Now back to the 3 quotes....You discuss your ideas/desires with these 3 different people, who in turn must put together pricing based on a conversation and some notes and measurements taken....Remember the game of telephone you played in the 3rd grade....The likelihood of these three people coming away with the same idea of what you would like to do is highly unlikely. But let’s presume they did come away with a complete understanding of what you want. Now they each need to get pricing together on the various aspects of the project. Through the course of developing the “Takeoff” (what the compilation of quantities is known as), the quantities of each item needed should run pretty close from estimator to estimator, the major difference will be in the fittings and finishes. If I’m a conscientious contractor, I attempt to base my finishes on a level of finish that was indicated at the first and/or subsequent meetings. If I’m a sloppy or merely a lowball contractor, I know the game is for the lowest price, so I base my finishes on the lowest I’m able to find, knowing when we get to that point in the project, you’ll have to make a choice, either accept the less expensive item as budgeted or accept whatever the cost of the desired item you really want. So here’s the rub; the low bidder gets rewarded for doing business that way by getting the job, and ultimately giving you less value in the process.

Let’s look at this from another angle...You’ve received three bids for your bathroom project, and selected the lowest bid. When it comes time to select your tile your told which tile you have to pick from. You don’t like any in the offered selection. Now what? You make another selection which makes a change to the original contract and generates a Change Order that likely will increase the contract price. Or let’s say you wanted granite counters (this is where the specifications come in) the contractor knows of a granite that he can get installed for $40.00 per SqFt, and that’s what he used in his lowball proposal. When you see the granite that qualifies for this pricing you can’t possibly live with that, so now you’re looking at something twice the price....Can you see how this getting three quotes really has little bearing on the eventual outcome (cost) of the project.

Another part of this equation is weather the contractors providing quotes all maintain appropriate insurance. If you’re willing to take the responsibility for what someone working in your house may have occur either to them or by them to your house, a worker or other building, then by all means, take the low bid. I maintain that the best way to choose a contractor is to find one that is reputable, with integrity and someone you feel you can work with. Bottom line is the numbers you’re comparing to arrive at a decision as to who you should contract with are relatively meaningless. You should know that the average of the three quotes is likely to be what you’ll actually end up paying....and likely to the wrong company (the lowest bidder).

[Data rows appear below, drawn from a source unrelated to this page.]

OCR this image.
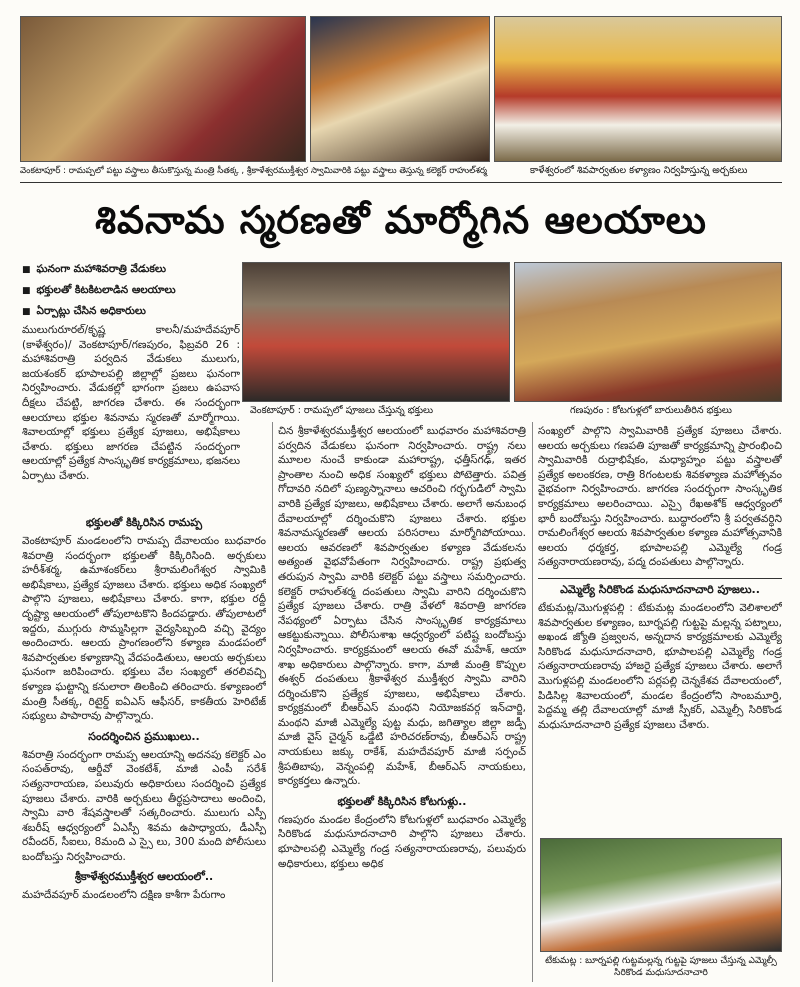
వెంకటాపూర్ : రామప్పలో పట్టు వస్త్రాలు తీసుకొస్తున్న మంత్రి సీతక్క , శ్రీకాళేశ్వరముక్తీశ్వర స్వామివారికి పట్టు వస్త్రాలు తెస్తున్న కలెక్టర్ రాహుల్‌శర్మ	కాళేశ్వరంలో శివపార్వతుల కళ్యాణం నిర్వహిస్తున్న అర్చకులు
శివనామ స్మరణతో మార్మోగిన ఆలయాలు
■ ఘనంగా మహాశివరాత్రి వేడుకలు
■ భక్తులతో కిటకిటలాడిన ఆలయాలు
■ ఏర్పాట్లు చేసిన అధికారులు
వెంకటాపూర్ : రామప్పలో పూజలు చేస్తున్న భక్తులు	గణపురం : కోటగుళ్లలో బారులుతీరిన భక్తులు
ములుగురూరల్/కృష్ణ కాలనీ/మహదేవపూర్ (కాళేశ్వరం)/ వెంకటాపూర్/గణపురం, ఫిబ్రవరి 26 : మహాశివరాత్రి పర్వదిన వేడుకలు ములుగు, జయశంకర్ భూపాలపల్లి జిల్లాల్లో ప్రజలు ఘనంగా నిర్వహించారు. వేడుకల్లో భాగంగా ప్రజలు ఉపవాస దీక్షలు చేపట్టి, జాగరణ చేశారు. ఈ సందర్భంగా ఆలయాలు భక్తుల శివనామ స్మరణతో మార్మోగాయి. శివాలయాల్లో భక్తులు ప్రత్యేక పూజలు, అభిషేకాలు చేశారు. భక్తులు జాగరణ చేపట్టిన సందర్భంగా ఆలయాల్లో ప్రత్యేక సాంస్కృతిక కార్యక్రమాలు, భజనలు ఏర్పాటు చేశారు.
భక్తులతో కిక్కిరిసిన రామప్ప
వెంకటాపూర్ మండలంలోని రామప్ప దేవాలయం బుధవారం శివరాత్రి సందర్భంగా భక్తులతో కిక్కిరిసింది. అర్చకులు హరీశ్‌శర్మ, ఉమాశంకర్‌లు శ్రీరామలింగేశ్వర స్వామికి అభిషేకాలు, ప్రత్యేక పూజలు చేశారు. భక్తులు అధిక సంఖ్యలో పాల్గొని పూజలు, అభిషేకాలు చేశారు. కాగా, భక్తుల రద్దీ దృష్ట్యా ఆలయంలో తోపులాటకొని కిందపడ్డారు. తోపులాటలో ఇద్దరు, ముగ్గురు సొమ్మసిల్లగా వైద్యసిబ్బంది వచ్చి వైద్యం అందించారు. ఆలయ ప్రాంగణంలోని కళ్యాణ మండపంలో శివపార్వతుల కళ్యాణాన్ని వేదపండితులు, ఆలయ అర్చకులు ఘనంగా జరిపించారు. భక్తులు వేల సంఖ్యలో తరలివచ్చి కళ్యాణ ఘట్టాన్ని కనులారా తిలకించి తరించారు. కళ్యాణంలో మంత్రి సీతక్క, రిటైర్డ్ ఐఏఎస్ ఆఫీసర్, కాకతీయ హెరిటేజ్ సభ్యులు పాపారావు పాల్గొన్నారు.
సందర్శించిన ప్రముఖులు..
శివరాత్రి సందర్భంగా రామప్ప ఆలయాన్ని అదనపు కలెక్టర్ ఎం సంపత్‌రావు, ఆర్డీవో వెంకటేశ్, మాజీ ఎంపీ సరేశ్ సత్యనారాయణ, పలువురు అధికారులు సందర్శించి ప్రత్యేక పూజలు చేశారు. వారికి అర్చకులు తీర్థప్రసాదాలు అందించి, స్వామి వారి శేషవస్త్రాలతో సత్కరించారు. ములుగు ఎస్పీ శబరీష్ ఆధ్వర్యంలో ఏఎస్పీ శివమ ఉపాధ్యాయ, డీఎస్పీ రవీందర్, సీఐలు, 8మంది ఎ స్సై లు, 300 మంది పోలీసులు బందోబస్తు నిర్వహించారు.
శ్రీకాళేశ్వరముక్తీశ్వర ఆలయంలో..
మహదేవపూర్ మండలంలోని దక్షిణ కాశీగా పేరుగాం
చిన శ్రీకాళేశ్వరముక్తీశ్వర ఆలయంలో బుధవారం మహాశివరాత్రి పర్వదిన వేడుకలు ఘనంగా నిర్వహించారు. రాష్ట్ర నలు మూలల నుంచే కాకుండా మహారాష్ట్ర, ఛత్తీస్‌గఢ్, ఇతర ప్రాంతాల నుంచి అధిక సంఖ్యలో భక్తులు పోటెత్తారు. పవిత్ర గోదావరి నదిలో పుణ్యస్నానాలు ఆచరించి గర్భగుడిలో స్వామి వారికి ప్రత్యేక పూజలు, అభిషేకాలు చేశారు. అలాగే అనుబంధ దేవాలయాల్లో దర్శించుకొని పూజలు చేశారు. భక్తుల శివనామస్మరణతో ఆలయ పరిసరాలు మార్మోగిపోయాయి. ఆలయ ఆవరణలో శివపార్వతుల కళ్యాణ వేడుకలను అత్యంత వైభవోపేతంగా నిర్వహించారు. రాష్ట్ర ప్రభుత్వ తరుపున స్వామి వారికి కలెక్టర్ పట్టు వస్త్రాలు సమర్పించారు. కలెక్టర్ రాహుల్‌శర్మ దంపతులు స్వామి వారిని దర్శించుకొని ప్రత్యేక పూజలు చేశారు. రాత్రి వేళలో శివరాత్రి జాగరణ నేపథ్యంలో ఏర్పాటు చేసిన సాంస్కృతిక కార్యక్రమాలు ఆకట్టుకున్నాయి. పోలీసుశాఖ ఆధ్వర్యంలో పటిష్ట బందోబస్తు నిర్వహించారు. కార్యక్రమంలో ఆలయ ఈవో మహేశ్, ఆయా శాఖ అధికారులు పాల్గొన్నారు. కాగా, మాజీ మంత్రి కొప్పుల ఈశ్వర్ దంపతులు శ్రీకాళేశ్వర ముక్తీశ్వర స్వామి వారిని దర్శించుకొని ప్రత్యేక పూజలు, అభిషేకాలు చేశారు. కార్యక్రమంలో బీఆర్ఎస్ మంథని నియోజకవర్గ ఇన్‌చార్జి, మంథని మాజీ ఎమ్మెల్యే పుట్ట మధు, జగిత్యాల జిల్లా జడ్పీ మాజీ వైస్ చైర్మన్ ఒడ్డేటి హరిచరణ్‌రావు, బీఆర్ఎస్ రాష్ట్ర నాయకులు జక్కు రాకేశ్, మహదేవపూర్ మాజీ సర్పంచ్ శ్రీపతిబాపు, వెన్నంపల్లి మహేశ్, బీఆర్ఎస్ నాయకులు, కార్యకర్తలు ఉన్నారు.
భక్తులతో కిక్కిరిసిన కోటగుళ్లు..
గణపురం మండల కేంద్రంలోని కోటగుళ్లలో బుధవారం ఎమ్మెల్యే సిరికొండ మధుసూదనాచారి పాల్గొని పూజలు చేశారు. భూపాలపల్లి ఎమ్మెల్యే గండ్ర సత్యనారాయణరావు, పలువురు అధికారులు, భక్తులు అధిక
సంఖ్యలో పాల్గొని స్వామివారికి ప్రత్యేక పూజలు చేశారు. ఆలయ అర్చకులు గణపతి పూజతో కార్యక్రమాన్ని ప్రారంభించి స్వామివారికి రుద్రాభిషేకం, మధ్యాహ్నం పట్టు వస్త్రాలతో ప్రత్యేక అలంకరణ, రాత్రి 8గంటలకు శివకళ్యాణ మహోత్సవం వైభవంగా నిర్వహించారు. జాగరణ సందర్భంగా సాంస్కృతిక కార్యక్రమాలు అలరించాయి. ఎస్సై రేఖఅశోక్ ఆధ్వర్యంలో భారీ బందోబస్తు నిర్వహించారు. బుద్ధారంలోని శ్రీ పర్వతవర్ధిని రామలింగేశ్వర ఆలయ శివపార్వతుల కళ్యాణ మహోత్సవానికి ఆలయ ధర్మకర్త, భూపాలపల్లి ఎమ్మెల్యే గండ్ర సత్యనారాయణరావు, పద్మ దంపతులు పాల్గొన్నారు.
ఎమ్మెల్యే సిరికొండ మధుసూదనాచారి పూజలు..
టేకుమట్ల/మొగుళ్లపల్లి : టేకుమట్ల మండలంలోని వెలిశాలలో శివపార్వతుల కళ్యాణం, బూర్నపల్లి గుట్టపై మల్లన్న పట్నాలు, అఖండ జ్యోతి ప్రజ్వలన, అన్నదాన కార్యక్రమాలకు ఎమ్మెల్యే సిరికొండ మధుసూదనాచారి, భూపాలపల్లి ఎమ్మెల్యే గండ్ర సత్యనారాయణరావు హాజరై ప్రత్యేక పూజలు చేశారు. అలాగే మొగుళ్లపల్లి మండలంలోని పర్లపల్లి చెన్నకేశవ దేవాలయంలో, పిడిసిల్ల శివాలయంలో, మండల కేంద్రంలోని సాంబమూర్తి, పెద్దమ్మ తల్లి దేవాలయాల్లో మాజీ స్పీకర్, ఎమ్మెల్సీ సిరికొండ మధుసూదనాచారి ప్రత్యేక పూజలు చేశారు.
టేకుమట్ల : బూర్నపల్లి గుట్టమల్లన్న గుట్టపై పూజలు చేస్తున్న ఎమ్మెల్సీ సిరికొండ మధుసూదనాచారి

1. Develop a plan. Even if it’s just a bunch of photos of what you would like to have happen, it will help the meetings to be productive and informative.
2. Get a list of allowances for the project. (this will allow you to compare how much latitude you’ll have in the finish choices)
3. Check insurance and get a certificate of insurance from their insurance carrier.
4. Ask for references.
5. Use your gut. If the meetings feel awkward, the entire project will likely be awkward and difficult. You’re going to be dealing with this person and the sort of people he/she would be likely to hire for what may be an extended period of time, so choose someone you feel comfortable with.
6. Remember, this is a process. Don’t be in a hurry, get it the way you want it the first time…. Good Luck!